Belajardirumah.org -  Wali Kota Serang Syafrudin memastikan pembelajaran tatap muka bagi siswa SD dan SMP akan dimulai pada tanggal 18 Agustus 2020.

Untuk mempersiapkannya, Dinas Pendidikan dan Kebudayaan Kota Serang menggelar simulasi pembelajaran tatap muka di SDN 2 Kota Serang, Jumat (14/8/2020).

"Dalam rangka menghadapi kegiatan belajar mengajar yang akan dibuka pada tanggal 18 Agustus besok kita lakukan simulasi," kata Syafrudin kepada wartawan, Jumat.

Dijelaskan Syafrudin, simulasi dilakukan guna melihat kesiapan sarana dan prasarana di sekolah.

Selain itu, simulasi juga untuk memastikan sekolah menerapkan protokol kesehatan, dari mulai masuk lingkungan hingga pulang.

"Anak-anak kita pertama masuk harus cuci tangan, pakai hand sanitizer, cek suhu, pakai masker semua. dan mengatur jarak sehingga penularan covid ini tidak akan terjadi di anak-anak sekolah kita," ujar Syafrudin.

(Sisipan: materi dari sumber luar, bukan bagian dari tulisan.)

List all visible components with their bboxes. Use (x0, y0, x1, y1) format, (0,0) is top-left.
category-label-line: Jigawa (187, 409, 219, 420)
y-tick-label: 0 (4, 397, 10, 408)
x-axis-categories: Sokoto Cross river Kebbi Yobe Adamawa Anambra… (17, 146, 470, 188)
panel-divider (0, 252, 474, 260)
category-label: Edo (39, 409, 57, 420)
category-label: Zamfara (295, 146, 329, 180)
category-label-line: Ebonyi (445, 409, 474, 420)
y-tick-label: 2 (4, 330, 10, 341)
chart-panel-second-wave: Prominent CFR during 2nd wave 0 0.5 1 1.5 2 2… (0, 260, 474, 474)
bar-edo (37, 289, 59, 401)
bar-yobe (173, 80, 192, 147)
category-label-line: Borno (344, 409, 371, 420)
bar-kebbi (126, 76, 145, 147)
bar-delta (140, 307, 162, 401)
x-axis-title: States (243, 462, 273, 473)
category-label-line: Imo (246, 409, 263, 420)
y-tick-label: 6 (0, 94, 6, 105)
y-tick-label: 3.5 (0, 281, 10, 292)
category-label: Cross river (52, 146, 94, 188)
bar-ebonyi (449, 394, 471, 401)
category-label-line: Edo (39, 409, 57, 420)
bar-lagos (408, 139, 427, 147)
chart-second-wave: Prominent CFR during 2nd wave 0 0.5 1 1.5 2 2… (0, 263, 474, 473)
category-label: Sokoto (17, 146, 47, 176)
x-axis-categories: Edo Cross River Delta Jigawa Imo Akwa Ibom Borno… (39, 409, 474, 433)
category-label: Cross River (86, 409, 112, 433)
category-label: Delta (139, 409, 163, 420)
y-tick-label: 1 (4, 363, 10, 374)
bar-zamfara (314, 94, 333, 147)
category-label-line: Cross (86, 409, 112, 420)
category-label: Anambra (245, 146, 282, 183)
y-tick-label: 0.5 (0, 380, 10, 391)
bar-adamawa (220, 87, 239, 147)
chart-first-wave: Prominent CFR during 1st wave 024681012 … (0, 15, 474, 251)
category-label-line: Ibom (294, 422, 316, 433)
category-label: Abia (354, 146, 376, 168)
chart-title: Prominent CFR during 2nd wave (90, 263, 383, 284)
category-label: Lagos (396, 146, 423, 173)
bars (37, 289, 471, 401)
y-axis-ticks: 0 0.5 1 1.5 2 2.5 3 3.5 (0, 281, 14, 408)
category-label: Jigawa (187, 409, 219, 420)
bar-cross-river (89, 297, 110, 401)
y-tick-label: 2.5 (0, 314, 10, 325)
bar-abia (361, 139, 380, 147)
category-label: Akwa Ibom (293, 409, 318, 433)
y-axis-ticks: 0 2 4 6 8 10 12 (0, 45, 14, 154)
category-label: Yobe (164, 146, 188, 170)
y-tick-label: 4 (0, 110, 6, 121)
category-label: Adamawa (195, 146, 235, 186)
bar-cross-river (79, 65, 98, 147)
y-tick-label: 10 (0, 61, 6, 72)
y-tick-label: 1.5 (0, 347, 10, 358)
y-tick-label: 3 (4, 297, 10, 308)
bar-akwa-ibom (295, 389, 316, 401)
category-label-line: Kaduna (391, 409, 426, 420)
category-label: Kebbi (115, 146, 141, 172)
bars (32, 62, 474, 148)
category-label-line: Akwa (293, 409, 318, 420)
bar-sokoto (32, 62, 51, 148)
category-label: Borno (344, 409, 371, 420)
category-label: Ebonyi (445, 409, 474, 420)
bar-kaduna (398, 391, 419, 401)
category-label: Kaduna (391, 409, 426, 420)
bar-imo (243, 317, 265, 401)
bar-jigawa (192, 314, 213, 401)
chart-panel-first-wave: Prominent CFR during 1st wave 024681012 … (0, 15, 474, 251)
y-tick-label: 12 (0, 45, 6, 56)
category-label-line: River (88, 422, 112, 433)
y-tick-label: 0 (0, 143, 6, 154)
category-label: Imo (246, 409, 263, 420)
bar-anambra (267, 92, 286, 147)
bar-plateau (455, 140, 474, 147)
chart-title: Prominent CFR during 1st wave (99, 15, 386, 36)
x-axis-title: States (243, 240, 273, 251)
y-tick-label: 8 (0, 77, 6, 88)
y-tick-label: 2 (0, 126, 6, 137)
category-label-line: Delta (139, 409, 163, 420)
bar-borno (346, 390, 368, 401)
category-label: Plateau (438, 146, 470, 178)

Syafrudin juga meminta para guru menjalankan rapid test sebelum mengajar untuk memastikan kondisi tubuh sehat dan bebas dari Covid-19.

"Kami berharap terutama kepada guru yang ada di kota bisa agar me-rapid test gurunya, gurunya dalam keadaan sehat," kata Syafrudin.

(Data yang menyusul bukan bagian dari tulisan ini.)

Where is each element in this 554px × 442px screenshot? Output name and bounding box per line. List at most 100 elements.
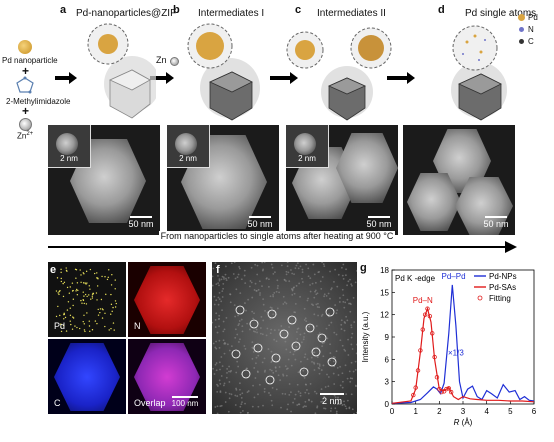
fitting-point xyxy=(413,385,418,390)
texture-dot xyxy=(346,298,349,301)
texture-dot xyxy=(307,267,310,270)
texture-dot xyxy=(227,410,230,413)
texture-dot xyxy=(241,325,244,328)
pd-dot xyxy=(75,288,78,291)
texture-dot xyxy=(225,279,228,282)
texture-dot xyxy=(324,386,327,388)
texture-dot xyxy=(216,390,219,393)
texture-dot xyxy=(303,332,306,335)
texture-dot xyxy=(228,392,231,395)
pd-dot xyxy=(85,270,88,273)
pd-dot xyxy=(92,292,94,295)
pd-dot xyxy=(72,298,75,300)
single-atom-circle xyxy=(267,309,277,319)
pd-dot xyxy=(86,312,88,314)
overlap-elemental-map: Overlap 100 nm xyxy=(128,339,206,414)
single-atom-circle xyxy=(327,357,337,367)
texture-dot xyxy=(321,313,324,316)
texture-dot xyxy=(344,322,347,324)
texture-dot xyxy=(315,325,318,327)
texture-dot xyxy=(263,387,266,390)
texture-dot xyxy=(317,314,320,317)
texture-dot xyxy=(270,399,273,402)
pd-dot xyxy=(56,277,59,279)
pd-dot xyxy=(96,322,98,325)
texture-dot xyxy=(351,377,354,380)
texture-dot xyxy=(309,383,312,385)
texture-dot xyxy=(303,377,306,379)
y-tick-label: 3 xyxy=(385,378,390,387)
texture-dot xyxy=(220,278,223,281)
texture-dot xyxy=(288,326,291,328)
pd-dot xyxy=(82,272,84,274)
texture-dot xyxy=(237,273,240,276)
texture-dot xyxy=(327,376,330,378)
texture-dot xyxy=(262,298,265,301)
tem-image-d: 50 nm xyxy=(403,125,515,235)
texture-dot xyxy=(347,338,349,341)
texture-dot xyxy=(333,394,336,397)
texture-dot xyxy=(216,412,219,414)
pd-dot xyxy=(82,320,84,323)
texture-dot xyxy=(257,405,260,408)
texture-dot xyxy=(302,369,305,372)
pd-dot xyxy=(69,314,72,317)
x-tick-label: 1 xyxy=(413,407,418,416)
texture-dot xyxy=(243,274,246,277)
texture-dot xyxy=(238,388,241,391)
texture-dot xyxy=(350,324,353,327)
texture-dot xyxy=(351,332,354,335)
texture-dot xyxy=(218,278,221,281)
texture-dot xyxy=(309,290,312,293)
pd-dot xyxy=(100,298,103,301)
texture-dot xyxy=(346,319,349,322)
texture-dot xyxy=(330,407,333,410)
texture-dot xyxy=(334,407,337,410)
texture-dot xyxy=(248,285,251,288)
texture-dot xyxy=(292,353,295,356)
texture-dot xyxy=(244,282,247,284)
texture-dot xyxy=(280,325,283,327)
texture-dot xyxy=(299,333,302,336)
methylimidazole-label: 2-Methylimidazole xyxy=(6,97,71,106)
texture-dot xyxy=(279,379,282,382)
texture-dot xyxy=(215,340,217,343)
intermediates-i-illustration xyxy=(187,23,260,121)
texture-dot xyxy=(285,273,288,276)
pd-dot xyxy=(108,329,110,331)
texture-dot xyxy=(329,410,332,412)
pd-dot xyxy=(82,282,85,284)
texture-dot xyxy=(268,392,270,394)
texture-dot xyxy=(253,396,256,399)
texture-dot xyxy=(290,288,293,290)
texture-dot xyxy=(336,285,339,288)
pd-dot xyxy=(112,322,115,324)
texture-dot xyxy=(278,366,281,368)
texture-dot xyxy=(273,291,276,294)
pd-dot xyxy=(99,308,102,310)
texture-dot xyxy=(291,293,294,296)
fitting-point xyxy=(425,306,430,311)
texture-dot xyxy=(321,276,324,278)
texture-dot xyxy=(252,317,254,320)
texture-dot xyxy=(272,313,275,316)
pd-dot xyxy=(101,275,103,278)
texture-dot xyxy=(284,393,287,395)
texture-dot xyxy=(225,316,228,319)
texture-dot xyxy=(335,312,338,315)
texture-dot xyxy=(234,277,237,280)
overlap-map-label: Overlap xyxy=(134,398,166,408)
texture-dot xyxy=(326,337,329,340)
texture-dot xyxy=(263,357,266,360)
texture-dot xyxy=(212,267,215,270)
texture-dot xyxy=(237,314,239,317)
pd-dot xyxy=(62,324,65,327)
pd-dot xyxy=(65,330,68,332)
pd-dot xyxy=(79,269,81,271)
fitting-point xyxy=(439,389,444,395)
texture-dot xyxy=(257,354,260,357)
texture-dot xyxy=(282,373,284,376)
texture-dot xyxy=(213,303,216,306)
texture-dot xyxy=(234,328,237,331)
texture-dot xyxy=(241,392,244,395)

Jika timbul kasus Covid-19 dalam pembelajaran tatap muka, maka Pemkot Serang akan menutup kembali sekolah dan menerapkan sistem belajar secara online.

"Kalau terjadi penularan di satu kelas atau lingkungan sekolah akan ditutup kembali," tegasnya.

Menurutnya, orangtua harus setuju dengan adanya pembelajaran tatap muka agar anak mereka terjamin mendapatkan ilmu.

"Semua orangtua harus setuju. Karena bagaimana pun juga pembelajaran ini harus diterapkan kepada anak-anak kita. Kalau anak-anak kita tidak belajar, ini pembodohan," kata Syafrudin.

Jumlah siswa dibatasi

Kepala Dinas Pendidikan dan Kebudayaan Kota Serang Wasis Dewanto mengatakan, jumlah siswa di dalam satu kelas akan dibatasi.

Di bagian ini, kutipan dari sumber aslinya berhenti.